Recently a group of 155 Jewish Canadian academics signed a letter opposing the adoption of the IHRA definition of anti-Semitism. In part, the letter stated:
“We know that there is serious and occasionally fractious disagreement on our campuses about antisemitism and its relationship to criticism of the State of Israel. These disputes cannot and will not be resolved by definitional fiat. If the goal of adopting the IHRA definition is to quell further conflict around the legitimate scope of criticism of Israel, it will surely fail. This is already evident at many academic institutions.
“Adopting a seriously flawed framework to confront antisemitism is antithetical to the broader pursuit of justice and tolerance at the core of the mission statement of many universities. Freedom to criticize the policies and practices of any state without exception, including the State of Israel, is central to accountable scholarship, learning and education. We believe it is also central to building a more just academy.”

At this point I am not sure how I weigh in on this debate. I do agree with the sentiment of the IHRA definition of anti-Semitism, but I can also see the dangers inherent in attempting to define anti-Semitism too specifically. It reminds me very much of an earlier era when American Supreme Court Justice Potter Stewart, in commenting about “hard core pornography”, wrote that “I know it when I see it”. Maybe we should apply that same loose generalization to antisemitism without trying to define it to a very fine degree.

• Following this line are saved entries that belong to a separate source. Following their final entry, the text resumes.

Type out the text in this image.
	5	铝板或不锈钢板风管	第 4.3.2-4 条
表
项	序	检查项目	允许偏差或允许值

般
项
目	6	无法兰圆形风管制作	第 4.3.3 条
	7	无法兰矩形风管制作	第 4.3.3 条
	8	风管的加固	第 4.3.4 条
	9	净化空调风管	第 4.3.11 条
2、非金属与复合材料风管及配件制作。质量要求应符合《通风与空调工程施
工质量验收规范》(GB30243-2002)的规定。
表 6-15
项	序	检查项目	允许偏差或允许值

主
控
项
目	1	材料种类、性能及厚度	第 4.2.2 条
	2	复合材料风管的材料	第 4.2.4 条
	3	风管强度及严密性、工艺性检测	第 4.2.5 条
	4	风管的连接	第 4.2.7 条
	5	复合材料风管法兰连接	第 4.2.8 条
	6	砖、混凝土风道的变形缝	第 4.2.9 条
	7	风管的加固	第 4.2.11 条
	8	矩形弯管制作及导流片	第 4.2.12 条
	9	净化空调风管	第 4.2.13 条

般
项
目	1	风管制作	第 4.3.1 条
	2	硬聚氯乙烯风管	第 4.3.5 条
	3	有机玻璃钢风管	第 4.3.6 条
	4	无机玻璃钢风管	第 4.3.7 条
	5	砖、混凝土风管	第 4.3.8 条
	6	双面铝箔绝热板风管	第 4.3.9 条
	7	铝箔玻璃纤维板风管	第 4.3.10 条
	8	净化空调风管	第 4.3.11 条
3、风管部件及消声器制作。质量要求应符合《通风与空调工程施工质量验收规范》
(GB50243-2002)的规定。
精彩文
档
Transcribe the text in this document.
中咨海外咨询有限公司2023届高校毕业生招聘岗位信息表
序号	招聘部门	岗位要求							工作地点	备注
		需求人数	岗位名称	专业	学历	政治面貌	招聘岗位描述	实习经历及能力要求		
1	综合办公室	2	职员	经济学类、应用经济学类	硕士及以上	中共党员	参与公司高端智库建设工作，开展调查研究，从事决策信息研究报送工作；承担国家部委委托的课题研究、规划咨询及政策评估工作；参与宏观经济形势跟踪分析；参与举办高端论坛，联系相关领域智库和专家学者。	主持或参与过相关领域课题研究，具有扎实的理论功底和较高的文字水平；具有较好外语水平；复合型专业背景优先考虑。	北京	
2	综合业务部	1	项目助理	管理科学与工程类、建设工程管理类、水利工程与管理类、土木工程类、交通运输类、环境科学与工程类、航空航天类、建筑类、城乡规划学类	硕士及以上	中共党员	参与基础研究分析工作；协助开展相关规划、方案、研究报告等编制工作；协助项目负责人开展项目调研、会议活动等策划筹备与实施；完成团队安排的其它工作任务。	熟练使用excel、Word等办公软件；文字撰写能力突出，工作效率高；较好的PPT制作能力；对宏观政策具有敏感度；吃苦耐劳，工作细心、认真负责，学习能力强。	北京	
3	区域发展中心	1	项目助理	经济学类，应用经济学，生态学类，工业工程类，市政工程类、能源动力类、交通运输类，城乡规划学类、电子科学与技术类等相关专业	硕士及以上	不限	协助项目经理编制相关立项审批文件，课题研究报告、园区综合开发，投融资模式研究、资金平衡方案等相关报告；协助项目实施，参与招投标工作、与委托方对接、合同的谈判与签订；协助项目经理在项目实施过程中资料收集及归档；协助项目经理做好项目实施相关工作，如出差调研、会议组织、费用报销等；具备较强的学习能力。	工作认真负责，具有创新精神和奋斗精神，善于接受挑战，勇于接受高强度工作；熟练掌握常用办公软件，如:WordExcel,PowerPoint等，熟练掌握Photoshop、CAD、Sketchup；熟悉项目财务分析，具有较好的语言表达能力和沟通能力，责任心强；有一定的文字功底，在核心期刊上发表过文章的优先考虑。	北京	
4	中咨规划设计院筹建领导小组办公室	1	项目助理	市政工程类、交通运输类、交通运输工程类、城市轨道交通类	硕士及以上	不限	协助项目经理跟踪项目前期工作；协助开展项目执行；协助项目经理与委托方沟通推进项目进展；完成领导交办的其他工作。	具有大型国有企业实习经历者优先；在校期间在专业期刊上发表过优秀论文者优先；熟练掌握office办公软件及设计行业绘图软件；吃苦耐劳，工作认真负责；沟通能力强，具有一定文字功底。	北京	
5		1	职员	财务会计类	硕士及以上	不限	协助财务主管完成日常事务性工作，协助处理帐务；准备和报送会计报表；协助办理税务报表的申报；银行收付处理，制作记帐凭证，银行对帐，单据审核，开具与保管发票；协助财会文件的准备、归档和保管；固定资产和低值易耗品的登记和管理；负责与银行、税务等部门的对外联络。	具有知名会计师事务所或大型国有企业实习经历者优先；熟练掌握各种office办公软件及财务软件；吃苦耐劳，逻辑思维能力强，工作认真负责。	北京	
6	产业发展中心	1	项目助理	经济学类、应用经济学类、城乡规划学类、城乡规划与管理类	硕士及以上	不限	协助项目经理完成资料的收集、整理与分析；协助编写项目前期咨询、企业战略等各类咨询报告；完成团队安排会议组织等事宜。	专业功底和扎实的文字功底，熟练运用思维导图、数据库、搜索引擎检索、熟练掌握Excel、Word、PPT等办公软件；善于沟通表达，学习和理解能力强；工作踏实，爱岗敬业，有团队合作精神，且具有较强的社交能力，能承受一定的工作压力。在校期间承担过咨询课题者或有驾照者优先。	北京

In the coming months we can expect to see more university campuses across Canada dealing with the same issue as the University of Manitoba Faulty Association. There is a concerted effort by certain groups within academic circles to have the issue brought to the fore. The University of Ottawa Faculty Association has already passed the same kind of resolution as the one that was on the agenda for UMFA (and still may be).
What is truly ironic about the debate that is now taking place is that both sides are using very similar language in arguing either for or against the IHRA definition of anti-Semitism. Here, for instance, is an excerpt from the B’nai Brith press release denouncing the University of Ottawa Faculty’s resolution:
“The IHRA definition, understood and used correctly, is a useful tool for combating antisemitism. The European Commission has just published a handbook on practical uses of the definition, recommending its use in universities ‘to identify and intervene against antisemitism’ and ‘to create safer places for Jewish students, (Ed. note: emphasis mine) as problems can be identified and better solved at an early stage.’“
Now, compare the language used by B’nai Brith with the language used by “Jewish Faculty in Canada Against the Adoption of the IHRA Working Definition of Antisemitism”: “On campuses where this definition has been adopted it has been used to intimidate and silence (Emphasis mine) the work of unions, student groups, academic departments and faculty associations that are committed to freedom, equality and justice for Palestinians.”
In other words, the IHRA definition, it is argued, can be used as a weapon either to make university campuses safer or less safe, depending on whose side you’re on.

Thus, the IHRA definition has become a symbol of one’s leanings. Saying you’re in favour of its adoption has come to mean you’re pro-Israel, while if you’re against it, you’re anti-Israel. That comes as no surprise at all. One wonders whether all the hard work that went into coming up with a definition of anti-Semitism that was meant to serve as an educational tool might be coming to naught as it is now being used as a litmus test for one’s position on Israel.